Around 2.5 million Britons drink their weekly limit of alcohol in a single day, new data suggests.
Figures from the Office for National Statistics (ONS) show that almost one in 10 drinkers (9%) - or 2.5 million people - consume more than 14 units in a single session, with younger groups most likely to binge drink.
New NHS drinking guidelines published in January said men and women should stick to 14 units of alcohol per week.
The UK's chief medical officers said no level of regular drinking is without risk to health and people should have several booze-free days a week but not "save up" their 14 units for a binge.
When drinking on a single occasion, they said people should drink more slowly, consume alcohol with food, and alternate alcoholic drinks with water.
The new ONS data shows that 58% of people (28.9 million) drink some alcohol in a typical week, according to the 2014 drinking survey just published.
This proportion is down from 64% in 2005 but the drop has been less sharp for middle-aged Britons.
Young people were less likely to have drunk alcohol in the previous week than those who were older, with fewer than half of 16 to 24-year-olds saying they did so, compared with 66% of 45 to 64-year-olds.
Among the younger group, the proportion drinking every week has fallen from 60% in 2005, but middle-aged drinking every week has only fallen a few percentage points, from 69% in 2005.
The data showed that 17% of 16 to 24-year-olds drink more than 14 units in a day, while 11% of 25 to 44-year-olds do the same.

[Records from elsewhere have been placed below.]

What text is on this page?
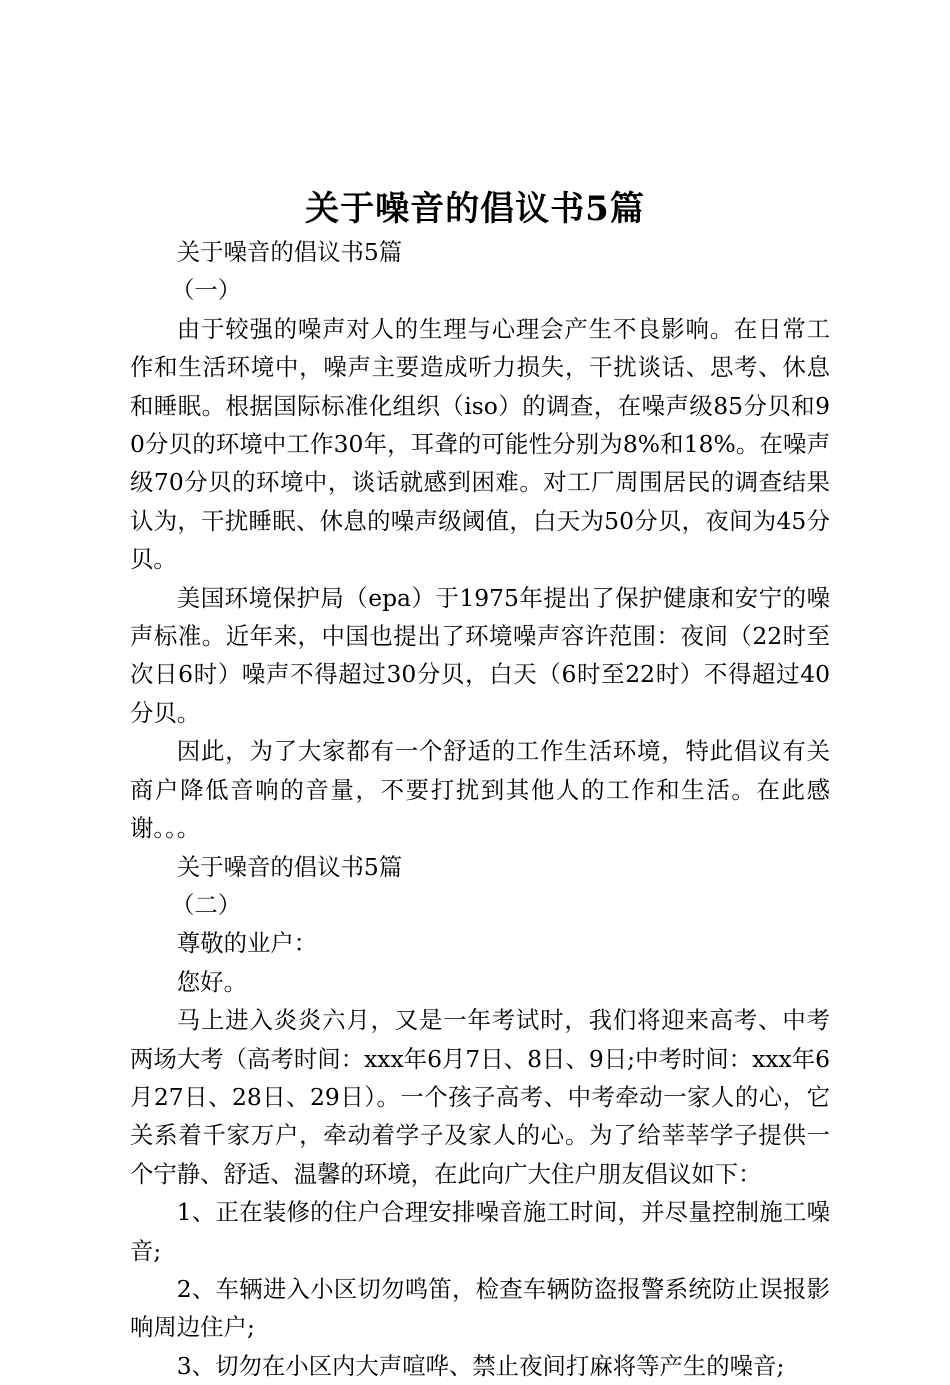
关于噪音的倡议书5篇

关于噪音的倡议书5篇

（一）

由于较强的噪声对人的生理与心理会产生不良影响。在日常工作和生活环境中，噪声主要造成听力损失，干扰谈话、思考、休息和睡眠。根据国际标准化组织（iso）的调查，在噪声级85分贝和90分贝的环境中工作30年，耳聋的可能性分别为8%和18%。在噪声级70分贝的环境中，谈话就感到困难。对工厂周围居民的调查结果认为，干扰睡眠、休息的噪声级阈值，白天为50分贝，夜间为45分贝。

美国环境保护局（epa）于1975年提出了保护健康和安宁的噪声标准。近年来，中国也提出了环境噪声容许范围：夜间（22时至次日6时）噪声不得超过30分贝，白天（6时至22时）不得超过40分贝。

因此，为了大家都有一个舒适的工作生活环境，特此倡议有关商户降低音响的音量，不要打扰到其他人的工作和生活。在此感谢。。。

关于噪音的倡议书5篇

（二）

尊敬的业户：

您好。

马上进入炎炎六月，又是一年考试时，我们将迎来高考、中考两场大考（高考时间：xxx年6月7日、8日、9日;中考时间：xxx年6月27日、28日、29日）。一个孩子高考、中考牵动一家人的心，它关系着千家万户，牵动着学子及家人的心。为了给莘莘学子提供一个宁静、舒适、温馨的环境，在此向广大住户朋友倡议如下：

1、正在装修的住户合理安排噪音施工时间，并尽量控制施工噪音;

2、车辆进入小区切勿鸣笛，检查车辆防盗报警系统防止误报影响周边住户;

3、切勿在小区内大声喧哗、禁止夜间打麻将等产生的噪音;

Wales had the highest number, drinking 14 units or more in a single day (14%), followed by Scotland (13%).
Of all those who had drunk alcohol in the previous week, 45% (12.9 million people) consumed more than 4.67 units - a third of the new weekly guideline - on their heaviest drinking day.
The highest percentages who had drunk alcohol in the previous week were in the South East (62%) and the South West (62%).
Men were more likely to have drunk alcohol than women, and were more likely to binge drink than women.